- Born: 30 May 1886 Paisley, Renfrewshire
- Died: 4 July 1972 (aged 86) Edinburgh
- Other name: Lundholm
- Education: MBChB, University of Glasgow (1911)
- Occupation: Medical Officer at HM Factory, Gretna
- Awards: University of Glasgow World War One Roll of Honour

= Agnes Barr Auchencloss =

Scottish medical officer

Agnes Barr Auchencloss (30 May 1886 – 4 July 1972) was a Scottish medical officer. She is best known for her work at the World War I munitions factory HM Factory, Gretna. She is included in the University of Glasgow Roll of Honour.

== Family and education ==
Agnes Barr Auchencloss was born in Paisley, Scotland on 30 May 1886 to Jane Crawford and James Currie Auchencloss. Her father was a starch and cornflour merchant. She had a brother, also named James Currie Achencloss. She and her brother were educated at Paisley Grammar School and the University of Glasgow, where she studied medicine. On 24 April 1911 she graduated with a MBChB, having won nine class prizes including first class in Anatomy and Surgery.

She met and married Swedish chemist Gosta Lundholm, whose family had been in Scotland for many years, and had British citizenship. Her husband then worked at the British South African Explosive Company which served the gold mines in the Transvaal, South Africa. Her father-in-law Carl Olof Lundholm had been commissioned by Alfred Nobel to manage his dynamite factory in Ardeer, Scotland.

Their sons, Eric Olof Lundholm (b.1915) and Alan Basil Auchenloss Lundholm (b. 1921) were born at Modderfontein. Between 1915 and 1921 the family lived in Scotland near the munitions factory in Gretna.

They returned to Scotland from South Africa as her husband Gosta was working in a factory at Westquarter making fulminate of mercury. At this time the family lived in Falkirk. They then moved to Ardrossan as Gosta was working at Ardeer.

Her eldest son, Eric was a Royal Engineer in the Middle East during World War II.

Her husband Gotta died in 1969 and she moved in with her son Alan and his wife in Torrance, Glasgow.

She died in the Edinburgh City Hospital on 4 July 1972.

== Career ==
Auchencloss started as house doctor at Royal Alexandra Infirmary, Paisley, then at Kilmarnock Infirmary. In 1914 she was a volunteer doctor in Afrikaaner communities in the veldt in South Africa. From June 1916, her husband returned to Scotland to assist in the building of HM Factory, Gretna a newly established munitions factory. He later became the lead chemist in the factory's nitro-glycerine department.
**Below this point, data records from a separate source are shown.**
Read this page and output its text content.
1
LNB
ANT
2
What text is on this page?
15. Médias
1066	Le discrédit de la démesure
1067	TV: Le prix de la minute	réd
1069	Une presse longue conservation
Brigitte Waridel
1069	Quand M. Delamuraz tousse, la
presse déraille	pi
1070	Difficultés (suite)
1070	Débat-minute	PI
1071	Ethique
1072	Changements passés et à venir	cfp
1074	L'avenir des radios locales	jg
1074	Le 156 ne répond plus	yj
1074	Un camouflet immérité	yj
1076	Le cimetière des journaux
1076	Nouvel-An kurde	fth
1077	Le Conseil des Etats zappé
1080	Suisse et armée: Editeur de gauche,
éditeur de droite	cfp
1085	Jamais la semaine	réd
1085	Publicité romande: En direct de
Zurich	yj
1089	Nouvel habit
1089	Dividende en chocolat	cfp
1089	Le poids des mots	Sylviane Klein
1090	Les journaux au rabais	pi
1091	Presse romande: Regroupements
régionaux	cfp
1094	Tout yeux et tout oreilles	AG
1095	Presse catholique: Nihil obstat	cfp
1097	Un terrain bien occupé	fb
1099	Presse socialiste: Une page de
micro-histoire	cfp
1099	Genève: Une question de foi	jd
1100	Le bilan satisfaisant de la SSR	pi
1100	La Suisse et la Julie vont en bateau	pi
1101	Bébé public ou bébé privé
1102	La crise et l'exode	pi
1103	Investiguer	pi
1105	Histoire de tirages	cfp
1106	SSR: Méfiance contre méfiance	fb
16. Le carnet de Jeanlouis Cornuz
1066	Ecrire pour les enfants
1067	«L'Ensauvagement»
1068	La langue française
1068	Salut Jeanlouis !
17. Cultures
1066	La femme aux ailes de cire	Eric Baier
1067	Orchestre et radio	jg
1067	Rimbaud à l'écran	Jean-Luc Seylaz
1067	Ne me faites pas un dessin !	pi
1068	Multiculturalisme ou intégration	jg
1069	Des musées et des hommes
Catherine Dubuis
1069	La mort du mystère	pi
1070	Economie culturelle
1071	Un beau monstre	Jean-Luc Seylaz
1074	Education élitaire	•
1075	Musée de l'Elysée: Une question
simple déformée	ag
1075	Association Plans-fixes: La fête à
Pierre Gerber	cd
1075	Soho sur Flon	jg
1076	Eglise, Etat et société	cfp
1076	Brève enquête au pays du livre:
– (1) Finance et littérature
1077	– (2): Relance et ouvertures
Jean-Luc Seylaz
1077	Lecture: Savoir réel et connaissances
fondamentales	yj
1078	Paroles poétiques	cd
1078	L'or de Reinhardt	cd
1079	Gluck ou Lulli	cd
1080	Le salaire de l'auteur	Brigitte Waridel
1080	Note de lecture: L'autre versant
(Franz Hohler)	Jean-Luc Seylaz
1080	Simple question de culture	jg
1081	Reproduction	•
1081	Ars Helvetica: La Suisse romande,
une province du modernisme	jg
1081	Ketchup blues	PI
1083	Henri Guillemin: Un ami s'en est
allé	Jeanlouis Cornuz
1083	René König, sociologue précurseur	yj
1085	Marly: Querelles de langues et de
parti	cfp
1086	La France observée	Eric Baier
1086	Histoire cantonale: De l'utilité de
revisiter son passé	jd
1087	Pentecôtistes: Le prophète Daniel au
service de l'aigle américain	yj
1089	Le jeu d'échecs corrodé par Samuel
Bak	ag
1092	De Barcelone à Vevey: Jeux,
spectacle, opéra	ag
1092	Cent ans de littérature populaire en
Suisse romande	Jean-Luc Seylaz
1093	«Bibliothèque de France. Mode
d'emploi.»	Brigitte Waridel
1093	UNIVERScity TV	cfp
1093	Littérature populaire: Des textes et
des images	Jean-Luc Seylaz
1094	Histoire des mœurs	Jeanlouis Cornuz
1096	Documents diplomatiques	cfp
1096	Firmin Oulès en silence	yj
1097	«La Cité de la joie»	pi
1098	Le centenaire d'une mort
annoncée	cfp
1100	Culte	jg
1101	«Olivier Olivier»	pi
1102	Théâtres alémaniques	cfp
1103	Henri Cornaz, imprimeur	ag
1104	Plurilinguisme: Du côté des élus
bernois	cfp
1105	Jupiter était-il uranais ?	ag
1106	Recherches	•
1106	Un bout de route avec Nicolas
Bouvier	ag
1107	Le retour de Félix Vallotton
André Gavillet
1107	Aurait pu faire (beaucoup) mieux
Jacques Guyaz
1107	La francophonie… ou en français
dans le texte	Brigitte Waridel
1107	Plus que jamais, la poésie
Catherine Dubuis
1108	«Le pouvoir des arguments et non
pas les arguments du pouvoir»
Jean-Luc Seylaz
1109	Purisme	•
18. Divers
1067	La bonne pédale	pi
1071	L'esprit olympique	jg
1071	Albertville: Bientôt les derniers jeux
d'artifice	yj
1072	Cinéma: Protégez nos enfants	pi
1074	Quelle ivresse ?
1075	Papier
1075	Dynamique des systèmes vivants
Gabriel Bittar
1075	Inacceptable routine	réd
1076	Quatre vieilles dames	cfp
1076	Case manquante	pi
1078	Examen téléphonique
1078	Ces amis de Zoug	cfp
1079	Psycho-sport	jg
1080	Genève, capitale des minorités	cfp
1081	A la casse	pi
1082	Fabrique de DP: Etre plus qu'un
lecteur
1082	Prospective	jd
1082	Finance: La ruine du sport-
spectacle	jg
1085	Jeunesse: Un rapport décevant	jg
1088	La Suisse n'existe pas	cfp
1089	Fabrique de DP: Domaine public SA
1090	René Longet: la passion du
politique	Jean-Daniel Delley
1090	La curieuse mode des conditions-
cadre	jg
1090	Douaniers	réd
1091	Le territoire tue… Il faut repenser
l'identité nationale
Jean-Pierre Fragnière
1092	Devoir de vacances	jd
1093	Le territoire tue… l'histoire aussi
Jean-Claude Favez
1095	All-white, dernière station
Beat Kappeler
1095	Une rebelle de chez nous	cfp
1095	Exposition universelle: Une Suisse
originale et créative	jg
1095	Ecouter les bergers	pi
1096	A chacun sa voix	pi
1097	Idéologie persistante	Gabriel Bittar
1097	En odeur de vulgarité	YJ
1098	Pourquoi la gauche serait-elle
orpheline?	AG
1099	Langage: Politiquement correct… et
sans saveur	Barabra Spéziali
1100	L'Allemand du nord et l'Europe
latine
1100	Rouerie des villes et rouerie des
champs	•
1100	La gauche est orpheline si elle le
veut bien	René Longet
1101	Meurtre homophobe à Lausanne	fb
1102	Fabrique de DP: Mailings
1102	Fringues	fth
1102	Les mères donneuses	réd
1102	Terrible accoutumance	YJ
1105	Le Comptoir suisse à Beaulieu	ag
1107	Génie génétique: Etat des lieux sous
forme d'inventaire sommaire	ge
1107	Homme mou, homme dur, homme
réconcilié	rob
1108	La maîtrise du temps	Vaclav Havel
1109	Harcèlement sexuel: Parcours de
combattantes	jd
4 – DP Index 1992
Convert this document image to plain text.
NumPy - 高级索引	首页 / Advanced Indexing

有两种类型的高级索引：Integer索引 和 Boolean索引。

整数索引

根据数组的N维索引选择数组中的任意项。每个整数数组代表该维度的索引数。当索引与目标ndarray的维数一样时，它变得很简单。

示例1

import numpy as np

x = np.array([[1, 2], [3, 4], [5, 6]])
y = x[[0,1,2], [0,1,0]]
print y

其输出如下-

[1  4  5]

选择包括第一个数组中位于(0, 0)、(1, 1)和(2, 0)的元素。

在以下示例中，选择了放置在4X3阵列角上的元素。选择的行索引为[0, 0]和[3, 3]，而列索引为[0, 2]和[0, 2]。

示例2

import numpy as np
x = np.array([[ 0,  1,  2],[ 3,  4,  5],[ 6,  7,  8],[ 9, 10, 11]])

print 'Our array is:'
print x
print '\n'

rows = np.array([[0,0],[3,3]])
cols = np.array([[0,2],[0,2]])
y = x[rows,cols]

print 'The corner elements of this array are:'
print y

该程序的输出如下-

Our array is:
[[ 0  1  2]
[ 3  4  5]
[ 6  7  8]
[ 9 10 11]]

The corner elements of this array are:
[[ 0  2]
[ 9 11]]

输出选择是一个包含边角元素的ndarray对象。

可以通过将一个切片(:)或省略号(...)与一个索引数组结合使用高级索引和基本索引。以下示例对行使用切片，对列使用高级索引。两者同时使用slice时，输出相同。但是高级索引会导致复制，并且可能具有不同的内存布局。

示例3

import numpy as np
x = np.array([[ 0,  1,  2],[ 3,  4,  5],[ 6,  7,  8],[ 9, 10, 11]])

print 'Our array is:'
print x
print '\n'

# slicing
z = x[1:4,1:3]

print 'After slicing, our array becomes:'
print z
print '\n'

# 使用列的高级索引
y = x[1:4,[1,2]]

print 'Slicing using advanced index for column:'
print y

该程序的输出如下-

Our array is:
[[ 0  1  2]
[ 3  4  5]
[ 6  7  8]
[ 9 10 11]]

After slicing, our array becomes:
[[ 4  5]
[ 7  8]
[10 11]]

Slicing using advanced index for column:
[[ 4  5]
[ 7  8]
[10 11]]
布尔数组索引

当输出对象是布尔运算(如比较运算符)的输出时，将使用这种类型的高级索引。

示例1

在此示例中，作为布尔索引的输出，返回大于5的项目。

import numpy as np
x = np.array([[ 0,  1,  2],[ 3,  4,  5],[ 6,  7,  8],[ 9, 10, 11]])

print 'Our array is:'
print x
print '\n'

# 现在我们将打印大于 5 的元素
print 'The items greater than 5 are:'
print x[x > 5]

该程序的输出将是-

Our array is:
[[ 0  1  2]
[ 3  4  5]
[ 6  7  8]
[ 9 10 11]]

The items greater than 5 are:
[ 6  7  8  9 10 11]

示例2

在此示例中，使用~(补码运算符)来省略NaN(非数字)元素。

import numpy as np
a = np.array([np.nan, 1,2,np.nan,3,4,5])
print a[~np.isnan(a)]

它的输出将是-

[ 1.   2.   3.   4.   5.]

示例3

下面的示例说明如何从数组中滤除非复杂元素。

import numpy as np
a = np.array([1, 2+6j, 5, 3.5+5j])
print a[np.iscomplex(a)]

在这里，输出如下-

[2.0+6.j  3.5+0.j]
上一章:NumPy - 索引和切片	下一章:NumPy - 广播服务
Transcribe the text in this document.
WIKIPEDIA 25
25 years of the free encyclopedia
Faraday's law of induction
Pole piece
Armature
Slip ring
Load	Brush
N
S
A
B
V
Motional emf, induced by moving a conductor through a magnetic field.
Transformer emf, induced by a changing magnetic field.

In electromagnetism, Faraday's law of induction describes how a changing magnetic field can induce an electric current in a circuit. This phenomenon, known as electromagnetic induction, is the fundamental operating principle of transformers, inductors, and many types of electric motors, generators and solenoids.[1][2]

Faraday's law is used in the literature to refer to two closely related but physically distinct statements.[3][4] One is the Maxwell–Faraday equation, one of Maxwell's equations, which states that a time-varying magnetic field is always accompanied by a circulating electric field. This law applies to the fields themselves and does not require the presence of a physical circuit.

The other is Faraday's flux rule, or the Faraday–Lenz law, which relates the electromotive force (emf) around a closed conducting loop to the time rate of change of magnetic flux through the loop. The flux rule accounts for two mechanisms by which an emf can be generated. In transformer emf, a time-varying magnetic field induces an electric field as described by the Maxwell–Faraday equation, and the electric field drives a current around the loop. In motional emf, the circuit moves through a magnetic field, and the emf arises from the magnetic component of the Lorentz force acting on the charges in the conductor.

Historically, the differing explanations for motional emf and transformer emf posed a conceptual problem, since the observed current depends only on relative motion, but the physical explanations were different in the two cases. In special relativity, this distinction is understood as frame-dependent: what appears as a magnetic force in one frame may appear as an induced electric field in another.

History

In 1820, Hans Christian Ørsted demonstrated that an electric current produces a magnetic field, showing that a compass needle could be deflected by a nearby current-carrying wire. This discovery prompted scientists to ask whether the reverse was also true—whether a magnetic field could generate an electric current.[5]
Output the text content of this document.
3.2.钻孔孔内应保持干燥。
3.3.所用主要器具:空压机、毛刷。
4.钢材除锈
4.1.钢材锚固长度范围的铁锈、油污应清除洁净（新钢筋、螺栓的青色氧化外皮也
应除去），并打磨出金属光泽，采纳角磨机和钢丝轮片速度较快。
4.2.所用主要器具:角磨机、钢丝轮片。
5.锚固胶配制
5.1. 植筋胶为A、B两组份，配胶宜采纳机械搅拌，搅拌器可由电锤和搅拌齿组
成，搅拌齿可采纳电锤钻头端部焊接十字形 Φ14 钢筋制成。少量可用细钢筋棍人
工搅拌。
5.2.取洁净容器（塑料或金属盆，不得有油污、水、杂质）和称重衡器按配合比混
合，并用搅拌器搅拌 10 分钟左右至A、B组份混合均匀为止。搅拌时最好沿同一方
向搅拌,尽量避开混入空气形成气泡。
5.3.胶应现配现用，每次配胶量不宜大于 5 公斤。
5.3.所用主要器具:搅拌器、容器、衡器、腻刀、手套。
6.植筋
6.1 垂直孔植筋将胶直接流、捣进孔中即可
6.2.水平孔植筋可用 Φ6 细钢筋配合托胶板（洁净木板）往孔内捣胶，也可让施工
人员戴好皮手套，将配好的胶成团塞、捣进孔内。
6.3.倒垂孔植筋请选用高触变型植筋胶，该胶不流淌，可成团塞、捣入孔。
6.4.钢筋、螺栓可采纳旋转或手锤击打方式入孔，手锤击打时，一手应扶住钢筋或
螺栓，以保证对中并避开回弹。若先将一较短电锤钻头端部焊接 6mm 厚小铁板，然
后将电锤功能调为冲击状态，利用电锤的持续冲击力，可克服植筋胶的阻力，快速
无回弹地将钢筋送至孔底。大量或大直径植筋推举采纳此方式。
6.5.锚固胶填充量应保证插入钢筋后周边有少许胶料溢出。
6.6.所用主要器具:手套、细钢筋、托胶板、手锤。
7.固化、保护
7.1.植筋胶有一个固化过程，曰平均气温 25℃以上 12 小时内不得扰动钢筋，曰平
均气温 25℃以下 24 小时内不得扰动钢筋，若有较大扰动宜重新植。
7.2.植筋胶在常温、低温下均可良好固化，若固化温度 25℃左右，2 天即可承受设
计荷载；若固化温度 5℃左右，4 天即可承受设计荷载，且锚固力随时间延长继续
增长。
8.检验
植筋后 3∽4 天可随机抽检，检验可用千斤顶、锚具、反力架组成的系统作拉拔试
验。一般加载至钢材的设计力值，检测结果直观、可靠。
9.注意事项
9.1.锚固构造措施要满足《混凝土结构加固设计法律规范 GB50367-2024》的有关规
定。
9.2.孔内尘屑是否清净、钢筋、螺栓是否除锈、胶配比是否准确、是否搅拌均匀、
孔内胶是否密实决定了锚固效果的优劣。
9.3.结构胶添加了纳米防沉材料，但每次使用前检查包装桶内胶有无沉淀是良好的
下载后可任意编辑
Auchencloss became the Medical Officer at HM Factory, Gretna for what became 20,000 workers, mainly women. The factory was an extremely dangerous work environment with risks of injuries and explosions. When the King and Queen visited the factory in 1917, Auchenloss was one of those they met and spoke with.

After the war, her husband's work moved again to South Africa and back to Scotland in 1929, where Auchencloss worked as a volunteer, latterly with the Women Citizens' Organisation. She was described as generously giving her time to the sick and injured throughout her life.

Auchencloss was included in the University of Glasgow World War One Roll of Honour.